Bağlanma kuramı, geçmiște bebeklik ve çocukluk dönemlerine ve bu dönemdeki temel bakım veren ile çocuk arasındaki ilișkiye odaklanırken, günümüzde yetișkinlerin sosyal ve romantik ilișkilerinde yașadıkları duygusal bilișsel ve davranıșsal özellikleri anlamak için de kullanılan bir model haline gelmiştir.
İnsanların bebeklik döneminde ebeveynleriyle (ağırlıklı olarak anne) kurdukları ilişki ile yetişkinlik dönemindeki romantik ilişkileri çeşitli açılardan benzerlikler göstermektedir. Bir çocuğun, bağlanma figürü (anne) yanında olduğunda ve gereksinimlerine duyarlılık gösterdiğinde kendisini güvende hissetmesi gibi yetişkinler de, eşleriyle birlikte olduklarında ve gereksinimlerine doyum bulduklarında kendilerini güvende ve rahat hissederler.
Güvenli bağlanmaya sahip bireyler, eşlerine kolaylıkla yaklaşabilirler ve onlara bağlı olmaktan da mutludurlar. Terkedilme ve insanların onlara onların istediğinden daha fazla yakınlaşmaları yönünde kaygıları yoktur. Uzun süreli ilişkiler kurarlar, özellikle uzun süreli eşlerle yaşanan cinsellikten hoşlanırlar, hem kendilerine hem de diğer insanlara duydukları saygı ve güven yüksektir.

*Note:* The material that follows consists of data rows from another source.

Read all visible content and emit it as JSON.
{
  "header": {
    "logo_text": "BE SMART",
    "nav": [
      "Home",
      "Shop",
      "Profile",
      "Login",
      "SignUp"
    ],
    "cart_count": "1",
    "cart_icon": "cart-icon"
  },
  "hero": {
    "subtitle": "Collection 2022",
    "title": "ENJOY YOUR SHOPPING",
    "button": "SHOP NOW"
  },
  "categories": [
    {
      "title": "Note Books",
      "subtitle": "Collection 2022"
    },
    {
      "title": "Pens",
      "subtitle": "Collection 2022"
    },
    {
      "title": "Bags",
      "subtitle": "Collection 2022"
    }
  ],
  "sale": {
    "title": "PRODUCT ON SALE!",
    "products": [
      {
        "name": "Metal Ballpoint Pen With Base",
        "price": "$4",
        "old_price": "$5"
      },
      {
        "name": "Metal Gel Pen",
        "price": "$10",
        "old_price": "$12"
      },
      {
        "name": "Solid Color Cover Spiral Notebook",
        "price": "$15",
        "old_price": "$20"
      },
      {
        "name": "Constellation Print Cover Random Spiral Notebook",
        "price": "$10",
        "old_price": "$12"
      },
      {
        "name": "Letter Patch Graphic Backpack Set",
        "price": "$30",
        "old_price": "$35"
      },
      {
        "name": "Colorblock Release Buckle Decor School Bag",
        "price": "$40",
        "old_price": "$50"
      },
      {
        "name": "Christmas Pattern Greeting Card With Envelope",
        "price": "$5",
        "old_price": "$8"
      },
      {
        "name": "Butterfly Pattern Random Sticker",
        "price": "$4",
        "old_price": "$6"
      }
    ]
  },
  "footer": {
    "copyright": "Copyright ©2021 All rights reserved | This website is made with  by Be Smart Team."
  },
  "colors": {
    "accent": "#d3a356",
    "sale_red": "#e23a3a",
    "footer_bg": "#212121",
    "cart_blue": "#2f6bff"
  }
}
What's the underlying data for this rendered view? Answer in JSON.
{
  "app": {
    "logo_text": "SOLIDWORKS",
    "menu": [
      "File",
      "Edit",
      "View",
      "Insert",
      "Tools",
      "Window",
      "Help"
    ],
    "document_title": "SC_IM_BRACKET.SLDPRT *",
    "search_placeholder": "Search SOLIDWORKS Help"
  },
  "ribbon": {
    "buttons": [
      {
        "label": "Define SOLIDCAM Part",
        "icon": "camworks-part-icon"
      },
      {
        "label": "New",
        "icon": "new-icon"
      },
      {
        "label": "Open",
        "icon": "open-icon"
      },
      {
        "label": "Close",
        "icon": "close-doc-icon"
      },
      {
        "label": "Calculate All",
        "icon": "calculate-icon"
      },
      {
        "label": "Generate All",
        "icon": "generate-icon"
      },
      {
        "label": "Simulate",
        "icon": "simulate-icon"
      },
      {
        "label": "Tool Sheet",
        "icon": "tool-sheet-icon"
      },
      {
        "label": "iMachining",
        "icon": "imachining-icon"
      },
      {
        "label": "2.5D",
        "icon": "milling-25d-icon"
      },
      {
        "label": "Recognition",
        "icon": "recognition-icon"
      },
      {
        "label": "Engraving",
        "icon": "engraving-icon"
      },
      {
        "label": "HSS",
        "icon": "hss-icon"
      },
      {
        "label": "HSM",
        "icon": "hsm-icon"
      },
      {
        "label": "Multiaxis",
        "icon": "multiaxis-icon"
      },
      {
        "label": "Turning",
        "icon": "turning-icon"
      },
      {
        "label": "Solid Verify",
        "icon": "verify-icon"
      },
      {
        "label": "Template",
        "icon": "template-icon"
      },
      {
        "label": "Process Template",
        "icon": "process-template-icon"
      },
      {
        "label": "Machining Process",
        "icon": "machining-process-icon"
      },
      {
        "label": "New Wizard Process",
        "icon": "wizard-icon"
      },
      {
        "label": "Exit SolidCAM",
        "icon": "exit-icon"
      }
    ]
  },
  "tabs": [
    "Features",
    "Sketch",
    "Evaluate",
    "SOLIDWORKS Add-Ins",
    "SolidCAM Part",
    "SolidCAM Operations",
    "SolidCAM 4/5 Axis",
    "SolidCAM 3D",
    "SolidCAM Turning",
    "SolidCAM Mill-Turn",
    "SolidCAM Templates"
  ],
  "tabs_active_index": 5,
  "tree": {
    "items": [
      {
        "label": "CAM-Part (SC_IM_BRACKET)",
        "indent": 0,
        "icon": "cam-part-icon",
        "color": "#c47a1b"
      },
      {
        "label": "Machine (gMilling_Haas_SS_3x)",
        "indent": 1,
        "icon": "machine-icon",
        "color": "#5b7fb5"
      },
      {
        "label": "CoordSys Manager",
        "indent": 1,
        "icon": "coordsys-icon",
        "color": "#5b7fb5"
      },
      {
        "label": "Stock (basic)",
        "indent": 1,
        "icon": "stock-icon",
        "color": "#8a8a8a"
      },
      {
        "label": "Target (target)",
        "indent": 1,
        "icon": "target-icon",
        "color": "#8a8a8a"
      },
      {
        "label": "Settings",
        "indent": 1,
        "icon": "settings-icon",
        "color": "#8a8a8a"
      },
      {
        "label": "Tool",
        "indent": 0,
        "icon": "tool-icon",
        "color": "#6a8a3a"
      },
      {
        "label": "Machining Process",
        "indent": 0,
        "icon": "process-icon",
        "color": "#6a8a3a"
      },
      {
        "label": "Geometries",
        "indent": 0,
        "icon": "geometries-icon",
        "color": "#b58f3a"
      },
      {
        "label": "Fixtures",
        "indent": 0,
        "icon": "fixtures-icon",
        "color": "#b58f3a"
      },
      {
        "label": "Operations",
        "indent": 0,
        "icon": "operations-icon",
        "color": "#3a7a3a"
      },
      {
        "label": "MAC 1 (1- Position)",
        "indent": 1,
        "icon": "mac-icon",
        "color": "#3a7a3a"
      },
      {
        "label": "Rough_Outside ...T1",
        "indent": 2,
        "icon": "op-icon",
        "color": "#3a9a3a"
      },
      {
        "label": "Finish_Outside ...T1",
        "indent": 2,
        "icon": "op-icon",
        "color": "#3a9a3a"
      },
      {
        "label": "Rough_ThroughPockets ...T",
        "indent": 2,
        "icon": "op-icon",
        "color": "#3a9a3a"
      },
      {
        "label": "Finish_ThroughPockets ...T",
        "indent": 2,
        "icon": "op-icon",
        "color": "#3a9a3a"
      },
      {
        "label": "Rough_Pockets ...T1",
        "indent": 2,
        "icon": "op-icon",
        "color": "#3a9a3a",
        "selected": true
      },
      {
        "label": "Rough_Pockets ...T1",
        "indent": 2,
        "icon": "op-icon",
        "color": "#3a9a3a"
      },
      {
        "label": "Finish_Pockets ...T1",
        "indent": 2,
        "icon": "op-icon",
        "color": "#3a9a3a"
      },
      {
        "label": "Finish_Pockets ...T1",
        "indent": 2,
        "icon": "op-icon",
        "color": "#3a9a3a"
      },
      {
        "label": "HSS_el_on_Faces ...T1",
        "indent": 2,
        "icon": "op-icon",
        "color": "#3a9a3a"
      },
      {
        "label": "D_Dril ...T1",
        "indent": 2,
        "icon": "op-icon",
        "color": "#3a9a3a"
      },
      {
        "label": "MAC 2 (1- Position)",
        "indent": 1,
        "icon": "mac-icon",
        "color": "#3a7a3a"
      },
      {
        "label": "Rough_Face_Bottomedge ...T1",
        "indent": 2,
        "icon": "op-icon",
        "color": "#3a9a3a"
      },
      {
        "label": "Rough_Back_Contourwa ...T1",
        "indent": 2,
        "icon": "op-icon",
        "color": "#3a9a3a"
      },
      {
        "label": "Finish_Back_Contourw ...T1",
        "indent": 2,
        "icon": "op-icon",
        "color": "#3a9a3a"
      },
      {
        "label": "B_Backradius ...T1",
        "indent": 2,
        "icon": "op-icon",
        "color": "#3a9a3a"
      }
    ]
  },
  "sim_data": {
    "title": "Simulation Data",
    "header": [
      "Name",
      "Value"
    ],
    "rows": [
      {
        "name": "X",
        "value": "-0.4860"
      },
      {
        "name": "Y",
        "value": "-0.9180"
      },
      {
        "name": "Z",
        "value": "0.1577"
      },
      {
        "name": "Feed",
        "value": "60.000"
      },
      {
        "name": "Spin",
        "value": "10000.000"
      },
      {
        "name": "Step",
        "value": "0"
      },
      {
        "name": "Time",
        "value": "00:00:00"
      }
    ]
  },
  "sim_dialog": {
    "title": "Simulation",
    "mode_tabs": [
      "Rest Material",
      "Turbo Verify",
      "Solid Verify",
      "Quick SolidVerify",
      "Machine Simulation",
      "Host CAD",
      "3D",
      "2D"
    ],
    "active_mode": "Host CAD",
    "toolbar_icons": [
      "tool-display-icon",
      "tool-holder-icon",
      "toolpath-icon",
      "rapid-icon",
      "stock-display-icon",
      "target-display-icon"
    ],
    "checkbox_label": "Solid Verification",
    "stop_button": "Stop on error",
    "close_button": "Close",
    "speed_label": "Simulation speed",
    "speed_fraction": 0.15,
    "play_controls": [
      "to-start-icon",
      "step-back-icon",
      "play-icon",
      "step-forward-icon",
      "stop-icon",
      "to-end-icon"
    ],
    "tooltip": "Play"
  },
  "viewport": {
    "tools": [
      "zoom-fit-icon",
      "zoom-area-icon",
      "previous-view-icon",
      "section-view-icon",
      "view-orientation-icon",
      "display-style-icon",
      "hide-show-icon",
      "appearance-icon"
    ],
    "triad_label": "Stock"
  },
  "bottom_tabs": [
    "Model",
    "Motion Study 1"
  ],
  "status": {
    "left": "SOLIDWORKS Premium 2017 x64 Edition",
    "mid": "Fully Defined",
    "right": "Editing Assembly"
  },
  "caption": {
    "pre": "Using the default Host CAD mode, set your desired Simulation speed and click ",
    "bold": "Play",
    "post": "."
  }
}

Korkulu ve Saplantılı Bağlanma stiline sahip bireyler, eşlerine onların olduğundan daha fazla yakınlaşma gereksinimi içindedirler. Eşlerini kendilerine yeterince yakın olmamakla suçlarlar. Yoğun biçimde eşe odaklıdırlar ve eşlerini kontrol etmeye çalışırlar. Çok sık duygusal iniş çıkışlar yaşarlar. Korkulu ve saplantılı bağlanma stiline sahip bireyler, evliliklerinde doyum yaşamak için nelerin gerekli olduğu, eşinden ne beklediği konusunda fikir sahibi değillerdir. Ancak eşinin ona kendini çok fazla açması onun tarafından sevildiği işaretini verir. Bu bağlanma stillerine sahip kişiler en çok reddedilme korkusu yaşarlar...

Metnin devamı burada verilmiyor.